The rate of faculty retirements has slowed since before the COVID-19 pandemic, according to institutional data.
Officials said 36 faculty retired since the start of the 2019-20 academic year, and 53 faculty retired between the 2016-2019 academic years, the three years before the pandemic. Experts said the 32 percent drop can be attributed to a widespread urge among employees to maintain economic stability in the face of economic uncertainty of the COVID-19 pandemic.
Provost Chris Bracey said the decline in faculty retirements came alongside a hiring freeze and other budget mitigation efforts, which slowed part-time faculty hiring efforts throughout the pandemic. He said officials restored regular faculty hiring this academic year in response to the new faculty retirements as the University exits pandemic budget cutbacks.
“We need to continue to invest in high-performing faculty, who are our greatest asset and who are the engine that drives this University forward,” he said. “The fundamental goal of our academic enterprise remains to ensure that we have a world-class faculty prepared to push the frontiers of knowledge through the production and dissemination of high quality research.”
Henry Nau, a professor emeritus of international affairs, said he officially retired during the previous academic year after announcing his retirement in 2018 and more than 45 years at GW and three years as a top adviser in the White House for former President Ronald Reagan. He said officials treated him well throughout the course of his retirement, with regular communication.
He said officials should be respectful to all professors during retirement.
“So that’s something to keep in mind when you’re thinking about future administration,” he said. “You want it to be people who get around, get to know people who are ready to treat people as individuals rather than simply as sort of numbers.”
Bracey declined to say why the number of faculty retirements at GW changed in recent years.
Experts in higher education said the uncertainty of the pandemic helped reduce the number of retirements because full-time faculty are offered guaranteed income and health insurance, which they were not guaranteed access to if they retired.
Joseph Paris, an assistant professor of higher education at Temple University, said the decline in retirements is part of a larger trend across the United States where the economic uncertainty of the pandemic led employees to continue working instead of retiring.
Paris said professors were expected to retire during the pandemic as a way to opt out of continuing their careers with online teaching, but health care insurance and guaranteed income for full-time faculty helped retain them throughout the pandemic, when economic futures were unknown.
Paris added that new faculty retirements can allow officials to target-hire diverse faculty, which can advance strategic planning initiatives to diversify the University community.
“One of the important conversations happening within higher education is the diversification of the student body, and thus there’s a need to have requisite diversification of the faculty – the individuals who are teaching and working alongside students,” he said.

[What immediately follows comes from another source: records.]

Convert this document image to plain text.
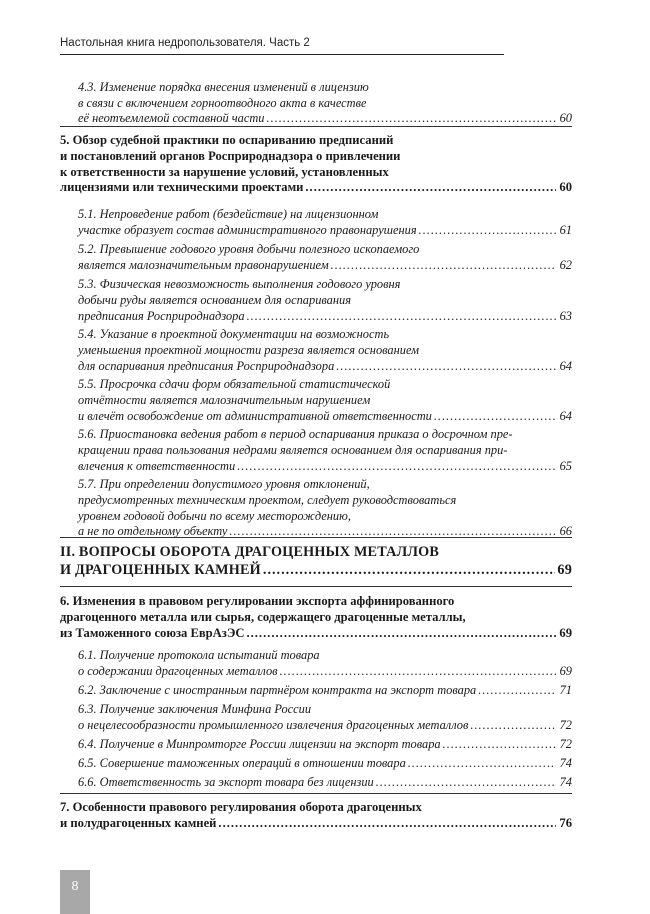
Настольная книга недропользователя. Часть 2
4.3. Изменение порядка внесения изменений в лицензию
в связи с включением горноотводного акта в качестве
её неотъемлемой составной части .....	60
5. Обзор судебной практики по оспариванию предписаний
и постановлений органов Росприроднадзора о привлечении
к ответственности за нарушение условий, установленных
лицензиями или техническими проектами .....	60
5.1. Непроведение работ (бездействие) на лицензионном
участке образует состав административного правонарушения .....	61
5.2. Превышение годового уровня добычи полезного ископаемого
является малозначительным правонарушением .....	62
5.3. Физическая невозможность выполнения годового уровня
добычи руды является основанием для оспаривания
предписания Росприроднадзора .....	63
5.4. Указание в проектной документации на возможность
уменьшения проектной мощности разреза является основанием
для оспаривания предписания Росприроднадзора .....	64
5.5. Просрочка сдачи форм обязательной статистической
отчётности является малозначительным нарушением
и влечёт освобождение от административной ответственности .....	64
5.6. Приостановка ведения работ в период оспаривания приказа о досрочном пре-
кращении права пользования недрами является основанием для оспаривания при-
влечения к ответственности .....	65
5.7. При определении допустимого уровня отклонений,
предусмотренных техническим проектом, следует руководствоваться
уровнем годовой добычи по всему месторождению,
а не по отдельному объекту .....	66
II. ВОПРОСЫ ОБОРОТА ДРАГОЦЕННЫХ МЕТАЛЛОВ
И ДРАГОЦЕННЫХ КАМНЕЙ .....	69
6. Изменения в правовом регулировании экспорта аффинированного
драгоценного металла или сырья, содержащего драгоценные металлы,
из Таможенного союза ЕврАзЭС .....	69
6.1. Получение протокола испытаний товара
о содержании драгоценных металлов .....	69
6.2. Заключение с иностранным партнёром контракта на экспорт товара .....	71
6.3. Получение заключения Минфина России
о нецелесообразности промышленного извлечения драгоценных металлов .....	72
6.4. Получение в Минпромторге России лицензии на экспорт товара .....	72
6.5. Совершение таможенных операций в отношении товара .....	74
6.6. Ответственность за экспорт товара без лицензии .....	74
7. Особенности правового регулирования оборота драгоценных
и полудрагоценных камней .....	76
8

Officials said they would push to “cluster hire” minority faculty “primarily” in the Columbian College of Arts and Sciences last academic year. The commitment came after more than 1,000 University community members signed a petition urging GW to hire more professors from historically underrepresented communities and bolster funding for the Africana studies program.

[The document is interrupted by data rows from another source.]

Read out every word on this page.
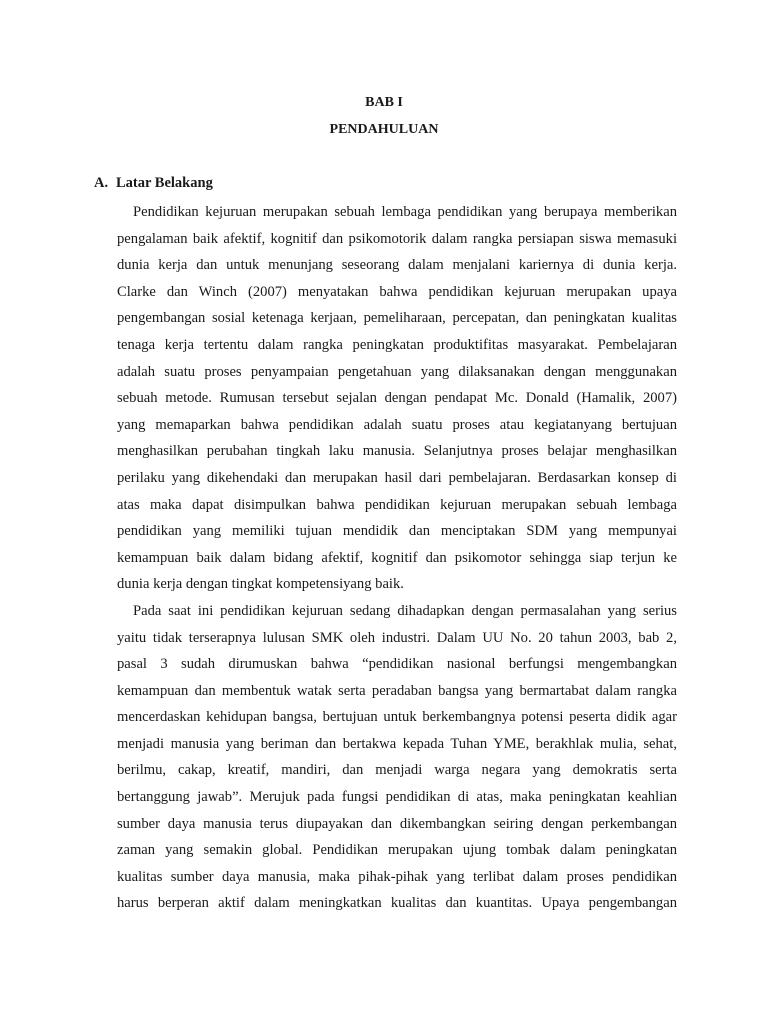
BAB I
PENDAHULUAN
A. Latar Belakang

Pendidikan kejuruan merupakan sebuah lembaga pendidikan yang berupaya memberikan
pengalaman baik afektif, kognitif dan psikomotorik dalam rangka persiapan siswa memasuki
dunia kerja dan untuk menunjang seseorang dalam menjalani kariernya di dunia kerja.
Clarke dan Winch (2007) menyatakan bahwa pendidikan kejuruan merupakan upaya
pengembangan sosial ketenaga kerjaan, pemeliharaan, percepatan, dan peningkatan kualitas
tenaga kerja tertentu dalam rangka peningkatan produktifitas masyarakat. Pembelajaran
adalah suatu proses penyampaian pengetahuan yang dilaksanakan dengan menggunakan
sebuah metode. Rumusan tersebut sejalan dengan pendapat Mc. Donald (Hamalik, 2007)
yang memaparkan bahwa pendidikan adalah suatu proses atau kegiatanyang bertujuan
menghasilkan perubahan tingkah laku manusia. Selanjutnya proses belajar menghasilkan
perilaku yang dikehendaki dan merupakan hasil dari pembelajaran. Berdasarkan konsep di
atas maka dapat disimpulkan bahwa pendidikan kejuruan merupakan sebuah lembaga
pendidikan yang memiliki tujuan mendidik dan menciptakan SDM yang mempunyai
kemampuan baik dalam bidang afektif, kognitif dan psikomotor sehingga siap terjun ke
dunia kerja dengan tingkat kompetensiyang baik.

Pada saat ini pendidikan kejuruan sedang dihadapkan dengan permasalahan yang serius
yaitu tidak terserapnya lulusan SMK oleh industri. Dalam UU No. 20 tahun 2003, bab 2,
pasal 3 sudah dirumuskan bahwa “pendidikan nasional berfungsi mengembangkan
kemampuan dan membentuk watak serta peradaban bangsa yang bermartabat dalam rangka
mencerdaskan kehidupan bangsa, bertujuan untuk berkembangnya potensi peserta didik agar
menjadi manusia yang beriman dan bertakwa kepada Tuhan YME, berakhlak mulia, sehat,
berilmu, cakap, kreatif, mandiri, dan menjadi warga negara yang demokratis serta
bertanggung jawab”. Merujuk pada fungsi pendidikan di atas, maka peningkatan keahlian
sumber daya manusia terus diupayakan dan dikembangkan seiring dengan perkembangan
zaman yang semakin global. Pendidikan merupakan ujung tombak dalam peningkatan
kualitas sumber daya manusia, maka pihak-pihak yang terlibat dalam proses pendidikan
harus berperan aktif dalam meningkatkan kualitas dan kuantitas. Upaya pengembangan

CCAS implemented the inclusive excellence initiative last summer to target-hire minority faculty from historically marginalized backgrounds to teach in subjects like criminology, race and mental health inequities.
Michael Hayes, an associate professor of employment law at the University of Baltimore, said private universities rarely offer pensions for their faculty, which might discourage older faculty members from retiring. He said the pandemic’s effect on the economy ate into many employees’ retirement savings, making financial safety nets like pensions more valuable.
“You get whatever’s in your retirement account,” Hayes said. “That’s all you get. And right now, people are worried that another large percentage of that might get wiped out in the next year, two years, four years or whatever.”
Hayes said private university officials cut pensions because of declining enrollment – a trend that has impacted GW and other higher education institutions in recent years. University enrollment is in the midst of a multi-year decline precipitated by the now-obsolete 20/30 plan.
“When there’s ‘boom’ times, they wanted a lot of faculty and hired a lot of faculty, and the faculty taught, and people paid tuition, everybody was happy, but now with declining enrollment in a lot of departments, a lot of areas, they’re stuck,” Hayes said. “And so they stopped offering pensions.”
He said buying annuities – long-term investment plans issued by insurance companies to ensure retired individuals don’t outlive their savings – is one way to get people to retire when pensions aren’t available to provide financial security.
“The second best thing would be to buy annuities, really good annuities, and subsidize the annuities,” Hayes said. “It’s not just what’s in the account if they really want people to retire, that’s what they would have to do.”